Several episodes of Star Trek: The Original Series had already been shot when the time came for this new show to make its broadcast premiere. The first episode that the general public saw was “The Man Trap,” which featured a shapeshifting monster that was revealed to be an alien salt vampire. This good-but-not-great episode was an odd choice, and it was one that the cast and crew hated. As it turns out, though, this episode was very carefully selected by executives because it served as an inoffensive, relatively straightforward encapsulation of everything Star Trek had to offer.
It’s A Trap!

Most of the information we have about why “The Man Trap” was selected as Star Trek’s first episode comes from the book Inside Star Trek: The Real Story. Within this impressive reference tome, Robert H. Justman and Herbert F. Solow revealed something surprising: NBC had several other episodes to choose from for the premiere, including “The Corbomite Maneuver,” “Charlie X,” “Mudd’s Women,” “Where No Man Has Gone Before,” and “The Naked Time.” All of them had already been shot and were mostly finished, so it was just a matter of figuring out which episode would serve as the best introduction to Star Trek, a heretofore unknown sci-fi series.
“The Man Trap” won out, mostly because the powers that be worried that other episodes would be off-putting to general audiences in some very specific ways. For example, they worried that audiences would find “Charlie X” a story that was “too gentle” because it focused on an adolescent with special powers. This was probably the right call, in retrospect: when Variety gave a negative review of “The Man Trap” (an episode chosen, in part, because of its relative maturity), they declared that Star Trek: The Original Series was “better suited to the Saturday morning kidvid bloc” (ouch!).
A Monster Hit Of An Episode

“The Corbomite Maneuver” was a great potential choice, but this episode’s impressive special effects were still in post-production, and almost all of its action took place on the ship. “Where No Man Has Gone Before” really outlined the premise of the new show, but it was deemed “expository” for general audiences expecting more action and danger. Justman thought “The Naked Time” was a killer introduction to the crew’s personalities, but the network passed, presumably because of how over-the-top (half-naked, swashbuckling Sulu? Oh, my!) that episode gets. “Mudd’s Women,” meanwhile, was deemed too offensive because the plot involved literally selling women to miners.
Through this process of elimination, executives decided that “The Man Trap” was the best intro to Star Trek. It had cool scenes on both the Enterprise and a distant outpost (a strange new world) and featured a straightforward action plot you didn’t have to be a sci-fi aficionado to understand. Finally, it was all about finding and defeating a creepy monster, which offered thrills to audiences of all ages. The network’s choice paid off, and Star Trek: The Original Series became the most popular sci-fi show in television history, even though the cast (including William Shatner and Leonard Nimoy) thought “The Man Trap” was the worst possible episode they could have chosen.

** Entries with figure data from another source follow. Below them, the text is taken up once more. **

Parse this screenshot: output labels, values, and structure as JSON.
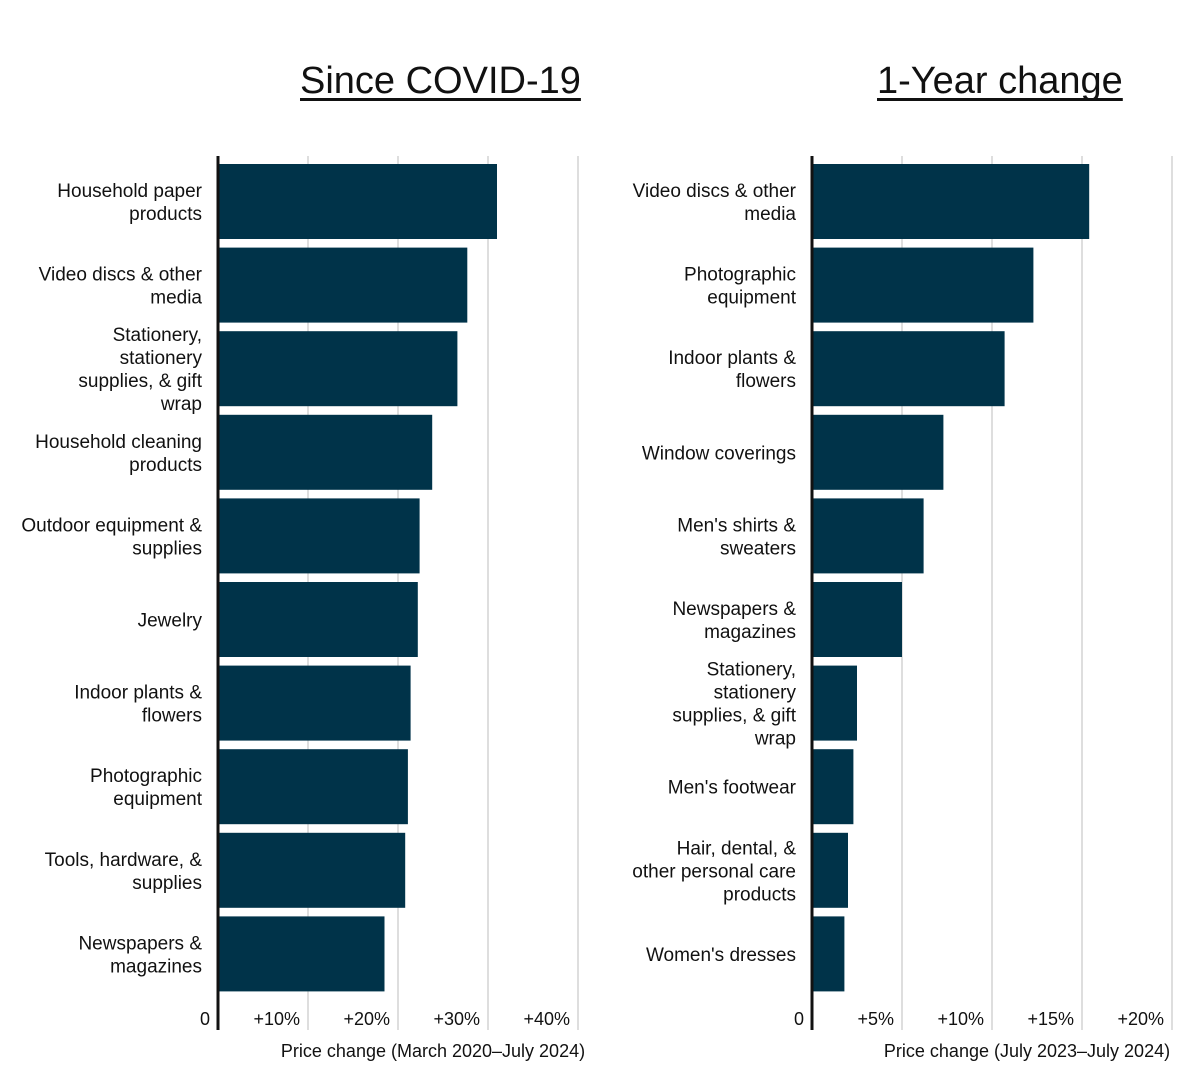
{
  "colors": {
    "bar": "#003349",
    "grid": "#d4d4d4",
    "axis": "#111111"
  },
  "chart_data": [
    {
      "type": "bar",
      "orientation": "horizontal",
      "title": "Since COVID-19",
      "xlabel": "Price change (March 2020–July 2024)",
      "categories": [
        "Household paper products",
        "Video discs & other media",
        "Stationery, stationery supplies, & gift wrap",
        "Household cleaning products",
        "Outdoor equipment & supplies",
        "Jewelry",
        "Indoor plants & flowers",
        "Photographic equipment",
        "Tools, hardware, & supplies",
        "Newspapers & magazines"
      ],
      "values": [
        31.0,
        27.7,
        26.6,
        23.8,
        22.4,
        22.2,
        21.4,
        21.1,
        20.8,
        18.5
      ],
      "xlim": [
        0,
        40
      ],
      "ticks": [
        {
          "value": 0,
          "label": "0"
        },
        {
          "value": 10,
          "label": "+10%"
        },
        {
          "value": 20,
          "label": "+20%"
        },
        {
          "value": 30,
          "label": "+30%"
        },
        {
          "value": 40,
          "label": "+40%"
        }
      ],
      "grid": true,
      "legend": "none"
    },
    {
      "type": "bar",
      "orientation": "horizontal",
      "title": "1-Year change",
      "xlabel": "Price change (July 2023–July 2024)",
      "categories": [
        "Video discs & other media",
        "Photographic equipment",
        "Indoor plants & flowers",
        "Window coverings",
        "Men's shirts & sweaters",
        "Newspapers & magazines",
        "Stationery, stationery supplies, & gift wrap",
        "Men's footwear",
        "Hair, dental, & other personal care products",
        "Women's dresses"
      ],
      "values": [
        15.4,
        12.3,
        10.7,
        7.3,
        6.2,
        5.0,
        2.5,
        2.3,
        2.0,
        1.8
      ],
      "xlim": [
        0,
        20
      ],
      "ticks": [
        {
          "value": 0,
          "label": "0"
        },
        {
          "value": 5,
          "label": "+5%"
        },
        {
          "value": 10,
          "label": "+10%"
        },
        {
          "value": 15,
          "label": "+15%"
        },
        {
          "value": 20,
          "label": "+20%"
        }
      ],
      "grid": true,
      "legend": "none"
    }
  ]
}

All of this is a keen reminder of how much thought and work went into putting Star Trek’s best foot forward. It might be a reminder that Paramount’s current upper leadership needs, as Starfleet Academy hit the ground running with the worst episodes of Season 1. The show got better after that, but it didn’t matter because the prospective audience had already been driven away. As it turns out, today’s execs need to learn something that the network execs of the ‘60s had learned very well: series succeed when you give the audience what they want to see and not what you want to show!